How to make it stick: Introduce a routine chart for each child’s daily tasks (make bed, get dressed, brush teeth, clear table, tidy toys, etc.) and display it where they can easily see it. You can then use it as visual support for your “when-then” routines by saying, “When you’ve ticked these boxes, then you can jump on the trampoline.”

Resolution 6: Lighten your load

Are you constantly running from one activity to the next and barking at your kids to hurry up? You’re not alone.
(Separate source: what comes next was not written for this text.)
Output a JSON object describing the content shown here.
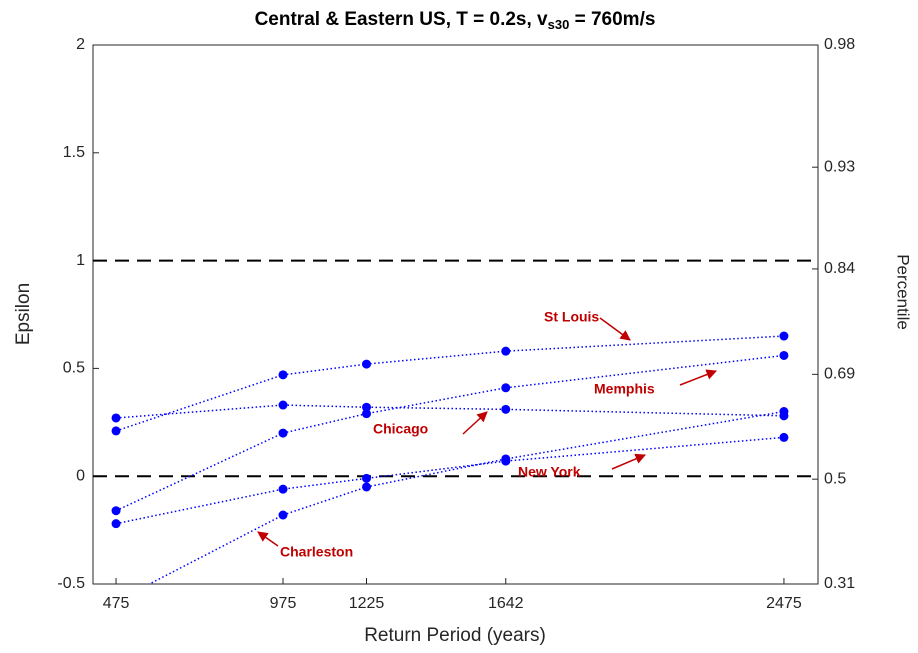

We live in an overscheduled world where busyness is highly valued because we equate it with success. But as Australian psychologist and parent educator Steve Biddulph wrote in his book Raising Girls, “Our babies are Stone Age babies, and modern madness does not serve them well.”

Resolve to schedule fewer after-school activities and social engagements this year. Drop the PTA if it’s too much. No one will judge you if you say you’re not baking cookies for the bake sale because you want to spend more quality time with your kids.

How to make it stick: Drop one small task from your to-do list each day – even if it’s just neglecting the pile of laundry that needs to be folded to hang out with your kids.

Resolution 7: Practice self-care

You’ll be a calmer and happier parent if you take care of yourself by getting enough sleep, exercise, healthy food and downtime. Write out a self-care plan that’s both realistic and effective when it comes to keeping you happy and sane. It might be three yoga sessions, two coffee dates with friends and only two candy bars per week.

How to make it stick: At the beginning of each week, schedule your self-care activities and put them in your calendar. Set reminders for each morning so that you don’t have any excuses to skip them.

Resolution 8: Be healthier

Your whole family will benefit from eating a healthier diet and getting more exercise. Ask each family member to nominate one healthy meal and one physical activity they enjoy. Create a schedule of meals and active outings for the week, such as Monday: Walk the dog/Chicken stir fry. Tuesday: Swimming/Vegetarian lasagna. You’re allowed two cheat meals and two rest days per week

How to make it stick: Post the weekly schedule on the fridge and impose penalties ($1 paid into a jar or a tickle session) for those who don’t stick to it.